Where to stay in Norberg — by area
The right area depends on your trip. Here's who each one suits.
Centrum
- mining heritage and trails
compact centre by the old ore fields and the heritage walks. Lodging is scarce in this area; reserve in advance.
Most visitors stay in Sala →
Things to do in Norberg
Ranked by global recognition; descriptions from Wikidata (CC0).
Museums & Galleries
- Thorshammars verkstad Heritage-listed — working life museum
- Bergslagens medeltidsmuseum
- Bergslagens medeltidsmuseum och Nya Lapphyttan
- Gruvfogdebostället i Kärrgruvan
- Norbergs Gruvmuseum
- Polhemshjulet
Churches & Religious Sites
- Norbergs kyrka Heritage-listed
Norberg — common questions
What is the best area to stay in Norberg?
Centrum: mining heritage and trails.
About Norberg
What is Norberg known for?
Iron mining made Norberg, and made it early. People dug ore and smelted iron in these hills from the Middle Ages, in what counts among the oldest mining districts in the country, leaving a landscape pitted with shafts, dams, and the stone footings of old furnaces. The ground still shows the work.
Trails thread the old mines.
What are the main landmarks in Norberg?
Norbergs kyrka stands at the heart of the old town, a medieval stone church among the mining streets. Out in the district lies Lapphyttan, the site of an early blast furnace where archaeologists traced one of the oldest known iron-smelting operations in Europe, now marked by a reconstruction. Old mines pock the woods.
Flooded shafts and waste heaps tell the rest.
What is the history of Norberg?
Iron made this place. From the Middle Ages, people dug ore and smelted iron in the hills around the town, building one of the oldest mining districts anywhere in Sweden. The work shaped everything that came after.
Ore fed furnaces, furnaces fed forges, and the trade pulled settlement into a thin, rocky country that farming alone could never have held. These hills belong to central Sweden's old iron country. Lapphyttan marks the deep root of that story, the site of an early blast furnace where archaeologists traced one of the oldest known iron-smelting operations in Europe, now standing as a reconstruction by the old fields.
Norbergs kyrka rose in the same centuries. Its medieval stone still anchors the old town, among streets that grew up around mining rather than farming or trade along a coast. Mining slowed, then stopped.

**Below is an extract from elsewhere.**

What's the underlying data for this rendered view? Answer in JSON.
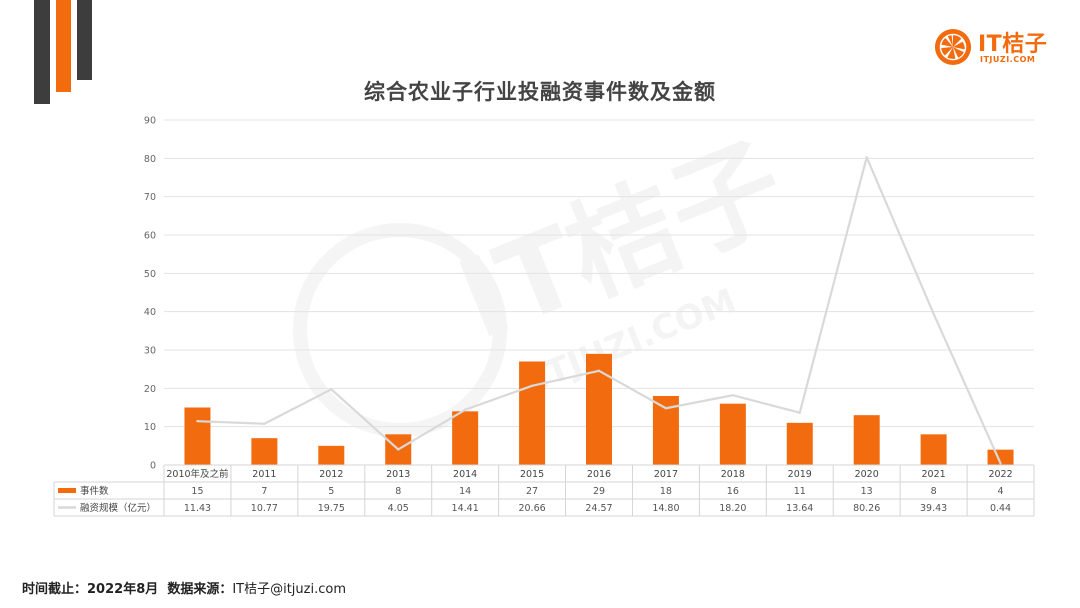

What remains is the ground itself, pitted with shafts and dams and the stone footings of furnaces, with flooded pits and waste heaps reading like a record of centuries of labour. Walkers can still follow the line of the diggings from one flooded shaft to the next. Heritage trails thread the old fields.
Where is Norberg?
Norberg lies in the north-western part of Västmanland County, in central Sweden, up in the hilly old iron country. Forest, low rocky ridges, and small lakes fill the municipality, and the rolling ground is scarred everywhere with the shafts, dams, and ponds that centuries of mining left behind. Water collects in the hollows.
The land climbs toward the west.
What is the climate of Norberg?
Norberg has a cold humid continental climate, on the wintry side for the county because of its inland, upland position. Snow lies long and deep, the lakes freeze through, and the winter days are short and dim, while the brief summers turn the forest green and warm the lakes enough for swimming. Spring runs late.
Autumn turns raw.
How do you get to Norberg?
Norberg sits in the Bergslagen mining country of northern Västmanland, reached most easily by road. Riksväg 68 runs through the town, linking it south-west to Fagersta and north-east toward Avesta. Cars come this way.
The nearest regular trains stop at Fagersta, on the Bergslagspendeln line that Tåg i Bergslagen works between Västerås and Ludvika, and regional VL buses connect the two towns. For flights, travellers use Stockholm Västerås Airport to the south or Stockholm Arlanda further east, then continue by road.